Specialty coffee is the highest expression of high-quality coffee. Only the finest coffees can aspire to join the specialty family. Visit the 7Gr. shop to discover and savor the selection of coffees by Lot Zero and roasted by Chiara Bergonzi.

We Taste Every Coffee before Bringing it to Market.

Before marketing a high-quality coffee, it is essential to taste the roast to verify that it reflects the desired flavor.

Cupping is carried out both in “Brazilian” style and using the extraction methods recommended in the product data sheet.

The Characteristics of Specialty Coffee

The term “specialty coffee” encompasses a family of premium coffees with specific characteristics. To earn the name “specialty”, a coffee must have no primary defects and may have up to 5 secondary defects in a 350-gram sample of green coffee taken for analysis.

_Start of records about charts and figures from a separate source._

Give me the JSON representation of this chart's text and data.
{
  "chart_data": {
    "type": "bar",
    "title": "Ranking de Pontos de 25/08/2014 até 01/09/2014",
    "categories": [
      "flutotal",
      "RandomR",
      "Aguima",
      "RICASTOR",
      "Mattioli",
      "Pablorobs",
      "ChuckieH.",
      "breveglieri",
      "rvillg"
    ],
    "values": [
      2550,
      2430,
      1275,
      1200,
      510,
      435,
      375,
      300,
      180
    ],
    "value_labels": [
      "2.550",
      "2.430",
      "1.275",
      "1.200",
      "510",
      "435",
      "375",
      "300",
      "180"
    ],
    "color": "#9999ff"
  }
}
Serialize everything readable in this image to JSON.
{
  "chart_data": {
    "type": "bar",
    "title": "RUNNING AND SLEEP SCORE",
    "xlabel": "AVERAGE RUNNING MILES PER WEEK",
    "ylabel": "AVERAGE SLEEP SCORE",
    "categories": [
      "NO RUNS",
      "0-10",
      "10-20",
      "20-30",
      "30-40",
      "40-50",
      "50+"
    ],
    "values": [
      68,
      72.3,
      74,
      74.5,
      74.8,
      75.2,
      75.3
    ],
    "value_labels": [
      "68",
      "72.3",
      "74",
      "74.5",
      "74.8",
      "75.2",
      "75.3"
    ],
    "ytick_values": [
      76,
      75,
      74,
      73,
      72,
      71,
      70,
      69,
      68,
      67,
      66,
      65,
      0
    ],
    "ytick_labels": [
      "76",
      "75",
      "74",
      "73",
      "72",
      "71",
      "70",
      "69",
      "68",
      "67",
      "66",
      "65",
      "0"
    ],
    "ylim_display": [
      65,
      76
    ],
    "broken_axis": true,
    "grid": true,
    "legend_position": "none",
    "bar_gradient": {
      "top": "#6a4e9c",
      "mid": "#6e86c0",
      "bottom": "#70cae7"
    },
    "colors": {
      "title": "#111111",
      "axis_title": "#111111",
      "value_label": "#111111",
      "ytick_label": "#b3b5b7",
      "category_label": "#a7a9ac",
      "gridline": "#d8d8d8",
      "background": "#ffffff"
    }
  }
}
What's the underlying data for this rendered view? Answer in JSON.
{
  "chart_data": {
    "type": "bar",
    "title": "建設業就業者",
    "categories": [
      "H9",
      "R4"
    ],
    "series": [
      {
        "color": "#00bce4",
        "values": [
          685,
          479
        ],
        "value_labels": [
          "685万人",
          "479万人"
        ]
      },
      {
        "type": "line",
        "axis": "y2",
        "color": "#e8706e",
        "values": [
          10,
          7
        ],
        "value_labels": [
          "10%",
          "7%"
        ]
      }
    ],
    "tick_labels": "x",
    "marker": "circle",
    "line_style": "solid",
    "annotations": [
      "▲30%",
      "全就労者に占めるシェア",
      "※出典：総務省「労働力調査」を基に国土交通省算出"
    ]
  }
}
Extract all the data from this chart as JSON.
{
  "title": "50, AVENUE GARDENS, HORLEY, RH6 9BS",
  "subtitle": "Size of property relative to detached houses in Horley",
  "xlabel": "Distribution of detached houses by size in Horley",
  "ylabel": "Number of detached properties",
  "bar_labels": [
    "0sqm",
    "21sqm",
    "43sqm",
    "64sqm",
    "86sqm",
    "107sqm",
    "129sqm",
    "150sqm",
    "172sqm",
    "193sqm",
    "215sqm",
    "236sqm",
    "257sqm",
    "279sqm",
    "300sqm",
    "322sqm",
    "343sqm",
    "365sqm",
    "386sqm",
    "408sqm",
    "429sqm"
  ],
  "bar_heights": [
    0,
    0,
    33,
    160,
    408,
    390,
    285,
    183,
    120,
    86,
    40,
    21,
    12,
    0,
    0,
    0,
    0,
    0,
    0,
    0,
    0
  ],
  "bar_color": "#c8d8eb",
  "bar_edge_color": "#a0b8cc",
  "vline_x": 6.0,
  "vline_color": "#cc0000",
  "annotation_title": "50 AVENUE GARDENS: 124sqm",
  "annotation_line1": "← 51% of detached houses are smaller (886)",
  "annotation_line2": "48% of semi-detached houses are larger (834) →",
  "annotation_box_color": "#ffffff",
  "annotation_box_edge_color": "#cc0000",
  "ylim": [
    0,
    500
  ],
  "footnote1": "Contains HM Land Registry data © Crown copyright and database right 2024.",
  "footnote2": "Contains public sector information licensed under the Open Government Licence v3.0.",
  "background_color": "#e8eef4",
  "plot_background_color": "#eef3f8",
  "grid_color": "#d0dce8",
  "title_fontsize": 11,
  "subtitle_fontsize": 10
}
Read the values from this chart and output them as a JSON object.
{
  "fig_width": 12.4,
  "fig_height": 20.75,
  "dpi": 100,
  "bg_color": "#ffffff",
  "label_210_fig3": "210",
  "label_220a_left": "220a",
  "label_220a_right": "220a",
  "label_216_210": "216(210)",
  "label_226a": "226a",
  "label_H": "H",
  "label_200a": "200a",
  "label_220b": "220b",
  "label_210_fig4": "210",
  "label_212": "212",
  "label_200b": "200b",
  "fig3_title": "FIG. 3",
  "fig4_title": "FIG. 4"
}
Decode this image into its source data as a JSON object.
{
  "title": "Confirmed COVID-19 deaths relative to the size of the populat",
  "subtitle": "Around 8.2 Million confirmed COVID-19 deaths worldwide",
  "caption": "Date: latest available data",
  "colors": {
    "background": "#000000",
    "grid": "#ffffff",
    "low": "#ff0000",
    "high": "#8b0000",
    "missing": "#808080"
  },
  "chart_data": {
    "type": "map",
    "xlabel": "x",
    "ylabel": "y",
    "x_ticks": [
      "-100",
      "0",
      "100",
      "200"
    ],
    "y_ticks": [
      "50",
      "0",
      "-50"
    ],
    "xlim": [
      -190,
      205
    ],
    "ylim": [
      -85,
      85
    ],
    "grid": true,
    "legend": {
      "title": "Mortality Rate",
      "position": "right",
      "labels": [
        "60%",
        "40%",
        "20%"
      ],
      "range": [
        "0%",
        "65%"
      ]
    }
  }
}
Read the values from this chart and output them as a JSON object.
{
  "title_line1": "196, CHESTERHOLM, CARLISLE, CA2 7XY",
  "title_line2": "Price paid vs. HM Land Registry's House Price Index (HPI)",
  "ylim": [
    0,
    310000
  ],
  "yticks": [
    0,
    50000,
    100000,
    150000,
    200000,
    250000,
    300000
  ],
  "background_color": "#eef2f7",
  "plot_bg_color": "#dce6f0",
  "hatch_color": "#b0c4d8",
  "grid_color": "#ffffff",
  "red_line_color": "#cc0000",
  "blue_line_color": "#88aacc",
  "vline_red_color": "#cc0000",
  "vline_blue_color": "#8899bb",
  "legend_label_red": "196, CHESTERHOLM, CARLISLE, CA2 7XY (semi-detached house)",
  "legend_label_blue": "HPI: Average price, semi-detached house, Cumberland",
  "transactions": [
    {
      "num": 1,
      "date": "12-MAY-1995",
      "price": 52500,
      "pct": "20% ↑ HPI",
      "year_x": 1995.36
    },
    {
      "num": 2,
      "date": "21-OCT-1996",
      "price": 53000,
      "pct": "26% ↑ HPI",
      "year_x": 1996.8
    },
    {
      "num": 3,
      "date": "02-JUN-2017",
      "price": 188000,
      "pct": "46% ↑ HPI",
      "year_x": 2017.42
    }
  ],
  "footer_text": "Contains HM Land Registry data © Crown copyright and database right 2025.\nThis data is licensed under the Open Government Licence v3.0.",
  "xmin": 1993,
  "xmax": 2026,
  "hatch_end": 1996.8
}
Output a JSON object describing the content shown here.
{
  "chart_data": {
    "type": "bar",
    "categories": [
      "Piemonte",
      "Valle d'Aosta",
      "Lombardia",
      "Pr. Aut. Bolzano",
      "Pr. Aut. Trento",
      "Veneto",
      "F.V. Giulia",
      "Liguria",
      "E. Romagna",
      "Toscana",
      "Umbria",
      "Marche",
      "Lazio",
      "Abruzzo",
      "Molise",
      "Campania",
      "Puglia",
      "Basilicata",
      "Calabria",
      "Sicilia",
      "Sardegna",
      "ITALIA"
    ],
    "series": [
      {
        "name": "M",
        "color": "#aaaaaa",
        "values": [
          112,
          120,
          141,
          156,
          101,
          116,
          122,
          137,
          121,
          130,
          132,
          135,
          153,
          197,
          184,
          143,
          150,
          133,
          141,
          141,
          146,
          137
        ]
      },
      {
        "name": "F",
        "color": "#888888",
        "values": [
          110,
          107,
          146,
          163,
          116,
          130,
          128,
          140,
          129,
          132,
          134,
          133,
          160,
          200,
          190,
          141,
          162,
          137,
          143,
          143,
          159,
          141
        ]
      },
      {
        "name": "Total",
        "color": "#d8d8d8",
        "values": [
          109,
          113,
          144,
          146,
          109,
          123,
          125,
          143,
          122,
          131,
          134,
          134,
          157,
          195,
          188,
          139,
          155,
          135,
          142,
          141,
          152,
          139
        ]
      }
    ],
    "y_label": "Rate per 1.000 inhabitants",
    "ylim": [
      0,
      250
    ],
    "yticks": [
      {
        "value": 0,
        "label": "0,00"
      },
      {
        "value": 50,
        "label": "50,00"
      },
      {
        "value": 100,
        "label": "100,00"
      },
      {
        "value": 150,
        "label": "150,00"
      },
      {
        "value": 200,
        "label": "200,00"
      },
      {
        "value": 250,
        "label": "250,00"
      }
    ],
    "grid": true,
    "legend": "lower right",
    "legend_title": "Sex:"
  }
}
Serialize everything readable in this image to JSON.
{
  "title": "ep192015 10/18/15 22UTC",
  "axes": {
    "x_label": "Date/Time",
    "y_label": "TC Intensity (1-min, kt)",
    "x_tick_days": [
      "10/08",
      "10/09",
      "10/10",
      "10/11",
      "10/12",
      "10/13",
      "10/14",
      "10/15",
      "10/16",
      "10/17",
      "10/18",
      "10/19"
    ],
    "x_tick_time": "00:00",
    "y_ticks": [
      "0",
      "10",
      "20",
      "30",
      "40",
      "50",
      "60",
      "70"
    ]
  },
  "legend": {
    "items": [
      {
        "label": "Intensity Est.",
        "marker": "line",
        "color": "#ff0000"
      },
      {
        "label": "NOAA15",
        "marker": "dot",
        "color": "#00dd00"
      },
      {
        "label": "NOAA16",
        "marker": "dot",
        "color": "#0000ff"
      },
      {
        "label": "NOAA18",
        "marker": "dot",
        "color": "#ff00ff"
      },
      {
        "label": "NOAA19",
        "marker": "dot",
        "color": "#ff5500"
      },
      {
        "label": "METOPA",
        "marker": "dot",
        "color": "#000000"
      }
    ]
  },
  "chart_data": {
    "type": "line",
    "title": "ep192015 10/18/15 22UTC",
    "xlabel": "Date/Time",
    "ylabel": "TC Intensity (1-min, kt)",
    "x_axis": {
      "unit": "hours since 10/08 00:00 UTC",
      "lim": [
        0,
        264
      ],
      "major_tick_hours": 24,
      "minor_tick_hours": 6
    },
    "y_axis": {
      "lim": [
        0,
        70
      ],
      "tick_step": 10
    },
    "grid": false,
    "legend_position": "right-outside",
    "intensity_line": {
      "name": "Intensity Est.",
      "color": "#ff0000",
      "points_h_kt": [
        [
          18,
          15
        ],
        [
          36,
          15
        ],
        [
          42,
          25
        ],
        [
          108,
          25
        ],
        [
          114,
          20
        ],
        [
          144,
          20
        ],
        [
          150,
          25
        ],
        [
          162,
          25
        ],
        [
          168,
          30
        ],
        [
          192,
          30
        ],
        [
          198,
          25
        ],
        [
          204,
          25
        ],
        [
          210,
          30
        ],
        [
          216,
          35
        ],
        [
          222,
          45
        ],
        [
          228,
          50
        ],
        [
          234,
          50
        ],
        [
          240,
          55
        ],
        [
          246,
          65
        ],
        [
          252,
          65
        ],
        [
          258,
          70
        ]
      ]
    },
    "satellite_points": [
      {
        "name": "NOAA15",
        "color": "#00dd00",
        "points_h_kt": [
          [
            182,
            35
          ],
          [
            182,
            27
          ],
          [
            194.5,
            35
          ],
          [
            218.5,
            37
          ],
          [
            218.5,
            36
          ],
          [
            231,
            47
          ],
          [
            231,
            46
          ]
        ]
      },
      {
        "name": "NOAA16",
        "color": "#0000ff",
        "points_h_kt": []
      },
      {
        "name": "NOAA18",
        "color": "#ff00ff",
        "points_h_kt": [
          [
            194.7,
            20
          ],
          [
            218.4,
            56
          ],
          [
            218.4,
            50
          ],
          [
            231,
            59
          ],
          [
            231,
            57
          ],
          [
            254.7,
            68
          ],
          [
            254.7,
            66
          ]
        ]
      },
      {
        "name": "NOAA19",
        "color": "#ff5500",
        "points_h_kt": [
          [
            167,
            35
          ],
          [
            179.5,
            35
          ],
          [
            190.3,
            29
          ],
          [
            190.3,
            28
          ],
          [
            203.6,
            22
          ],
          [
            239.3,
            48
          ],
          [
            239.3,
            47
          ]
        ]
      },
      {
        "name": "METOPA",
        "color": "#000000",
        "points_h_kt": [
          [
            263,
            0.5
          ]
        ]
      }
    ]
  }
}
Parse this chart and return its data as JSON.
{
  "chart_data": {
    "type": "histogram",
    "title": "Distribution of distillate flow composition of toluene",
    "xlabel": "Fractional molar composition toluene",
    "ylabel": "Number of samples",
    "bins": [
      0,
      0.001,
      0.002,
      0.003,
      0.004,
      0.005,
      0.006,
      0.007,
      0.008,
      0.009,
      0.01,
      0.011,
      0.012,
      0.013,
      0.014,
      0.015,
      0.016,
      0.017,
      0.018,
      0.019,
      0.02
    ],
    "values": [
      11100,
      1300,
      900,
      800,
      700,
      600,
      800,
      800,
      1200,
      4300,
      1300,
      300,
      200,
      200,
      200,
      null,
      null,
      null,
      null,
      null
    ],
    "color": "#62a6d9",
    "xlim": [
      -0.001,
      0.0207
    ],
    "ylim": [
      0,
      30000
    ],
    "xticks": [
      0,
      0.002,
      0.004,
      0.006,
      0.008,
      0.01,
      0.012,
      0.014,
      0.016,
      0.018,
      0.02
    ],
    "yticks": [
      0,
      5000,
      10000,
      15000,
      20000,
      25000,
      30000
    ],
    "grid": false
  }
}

Variation in bean size must not exceed 5%; in 100 grams of roasted coffee analyzed, there must be no color variation (presence of quakers).

Finally, on tasting they must score at least 80 points on a scale from 0 to 100, and they must possess clearly distinctive organoleptic attributes.

All this requires strong synergy across the entire specialty coffee supply chain, from cultivation to extraction in the cup.

How Origin Influences Flavor

Coffee is a living product that absorbs and often alters the substances it draws from the soil and the environment where the Coffea plant grows. Soils and environments have particular features that differ depending on their origins. Thus, coffees differ not only by country of origin but by the characteristics of each cultivation.

Processing Methods and Their Influence on Flavor

There are many processing methods; the most cited and commonly used are the natural, washed, and semi-washed methods.

Coffee processed by the natural method tends to be sweeter and more bitter in the cup but less acidic; body increases, as can any astringency in the cup.

When coffee is processed by the washed method, it usually shows pronounced acidity, less bitterness and sweetness, and body and any astringency are markedly reduced.

With the semi-natural method, acidity, sweetness, and bitterness sit halfway between the two methods just mentioned, though certainly closer to a natural process. Body and any astringency likewise fall between a washed and a natural method.

How Roasting Affects Specialty Coffee

Roasting is a crucial step to bring out the best in the cup when working with specialty coffee. A darker roast delivers a mostly bitter taste, whereas a lighter roast results in greater acidity. The roaster can decide whether to emphasize acidity, bitterness, sweetness, or balance in the final beverage, and whether to make the aromatics more pronounced or flatter; in short, this is the stage where the raw material is shaped.

For specialty coffees, a “light” roast is usually recommended for the extraction of “filtered” coffee, whereas for espresso a “medium” roast is advised for a more balanced taste.

What does a specialty coffee taste like?

It is often assumed that specialty coffee tends to taste strongly acidic. However, remember that a coffee’s taste depends—as we have seen—on how it is grown, harvested, depulped, roasted, and finally extracted.

Specialty coffee is no exception: if roasted light it will certainly tend toward acidity, whereas if roasted dark the taste will be predominantly bitter. The reason people often think specialty tastes acidic is that very light roasts are sometimes used indiscriminately, without considering how the barista or home user will brew the coffee.

It should also be remembered that the person brewing the coffee has the power to adjust the taste of the prepared beverage, steering bitter or acidic coffees toward a good point of balance.